When asking the locals what they liked about the place we would often hear the words “tiny” and “cosy”, rather than specific places, people or memories. Moreover, the question itself was some irritation for the locals, often they would react with some suspicion towards the camera and our question.
 
During our first week in Dobropillia, we explored the town very much like tourist would do at any place. Eagerly we visited every possible places, tried to understand the structures and the relations. It was a practice that was natural for us. Returning back to the town, we tried to ask questions possible only locals of touristic places would be able to answer easily. It was an interesting experience, our excitement for the place our look and sentiment for the scenery, was to some amount disconnected from the town itself.
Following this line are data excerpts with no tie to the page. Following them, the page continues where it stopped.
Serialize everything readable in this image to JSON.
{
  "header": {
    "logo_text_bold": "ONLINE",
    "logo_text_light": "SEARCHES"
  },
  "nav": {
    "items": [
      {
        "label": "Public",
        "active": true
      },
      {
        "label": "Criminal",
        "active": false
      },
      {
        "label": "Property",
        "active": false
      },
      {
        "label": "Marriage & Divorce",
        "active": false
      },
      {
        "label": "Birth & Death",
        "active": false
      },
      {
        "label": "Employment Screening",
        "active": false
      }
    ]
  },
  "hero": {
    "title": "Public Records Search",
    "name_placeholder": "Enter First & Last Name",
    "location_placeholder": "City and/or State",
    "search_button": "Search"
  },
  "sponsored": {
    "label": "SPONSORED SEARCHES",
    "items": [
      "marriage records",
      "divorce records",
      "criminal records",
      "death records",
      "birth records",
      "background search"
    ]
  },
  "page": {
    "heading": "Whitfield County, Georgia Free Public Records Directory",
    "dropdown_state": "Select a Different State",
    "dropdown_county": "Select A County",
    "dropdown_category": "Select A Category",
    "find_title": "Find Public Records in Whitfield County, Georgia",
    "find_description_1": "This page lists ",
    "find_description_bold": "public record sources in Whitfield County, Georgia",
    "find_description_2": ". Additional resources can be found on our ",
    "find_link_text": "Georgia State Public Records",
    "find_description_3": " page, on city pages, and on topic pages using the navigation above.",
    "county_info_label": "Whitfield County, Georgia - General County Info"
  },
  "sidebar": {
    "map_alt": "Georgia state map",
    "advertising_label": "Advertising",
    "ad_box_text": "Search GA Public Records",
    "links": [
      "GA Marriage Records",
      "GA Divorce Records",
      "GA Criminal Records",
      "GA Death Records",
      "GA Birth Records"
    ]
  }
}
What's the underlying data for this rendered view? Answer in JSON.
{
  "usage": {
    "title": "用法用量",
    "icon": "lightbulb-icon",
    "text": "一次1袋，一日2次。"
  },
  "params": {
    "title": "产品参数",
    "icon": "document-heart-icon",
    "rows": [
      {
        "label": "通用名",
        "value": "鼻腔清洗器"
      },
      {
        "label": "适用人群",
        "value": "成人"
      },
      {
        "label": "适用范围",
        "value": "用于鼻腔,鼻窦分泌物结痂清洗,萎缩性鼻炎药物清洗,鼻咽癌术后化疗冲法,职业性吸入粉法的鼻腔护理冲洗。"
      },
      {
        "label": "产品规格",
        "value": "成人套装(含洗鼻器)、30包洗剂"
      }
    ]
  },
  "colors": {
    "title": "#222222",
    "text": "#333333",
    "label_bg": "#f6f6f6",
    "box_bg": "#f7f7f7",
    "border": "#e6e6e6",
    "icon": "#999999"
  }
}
Still we agreed and later decided that “tiny” and “cosy” should become the name of the project.
 
Nevertheless, every conversation we had was unique and gave us different perspectives on the life with the mine. Which seems for some so inevitable and absolute, while other have hopes for a life without the mine. The mines and every traditions and story are a integral part of the daily life, omnipresent and still not really spoken about. It is astonishing that some people still have dreams, hopes and act for a Dobropillia without the domination of the mine.
 
The local Vladislav is concerned about the future and development of his town: “ I was born in the town of Dobropillia and I have been living for 31 years now. Even if the mines become really good,but people will still be working only for money, there will simply be more consumerism. People will live more comfortably,but society will not progress. The situation will not change.“
 

Conclusion

 
For us it was not difficult to tell which places we liked in Dobropillia. We liked the park in the evenings, the big square and to watch the people to walk around without any hurry, maybe without any goal, just having a stroll. The atmosphere in the town is calm and peaceful and still not debilitating. The town full of surprises and contradictions, clashes between the miner's Soviet past and inexorably looming modernity. What is happening with the town today, in a sense, is true for the whole of Ukraine. As a miner monotown in the east of Ukraine, it has no long history and no strong basis for future growth. Vice versa Dobropillia is now facing the problem of expiry of mine industry, as the coal sources are ending. At the same time, it seems that the local government has no city development strategy yet and locals are not ready to abandon their miner identity. Thus, the process of transformation and transition will be very challenging for the town. Even though, many people seem to be frustrated about the situation, the locals are starting various initiatives to broaden the opportunities and to enhance the quality of life. The focus hereby is on constructing, creating and enjoying things together.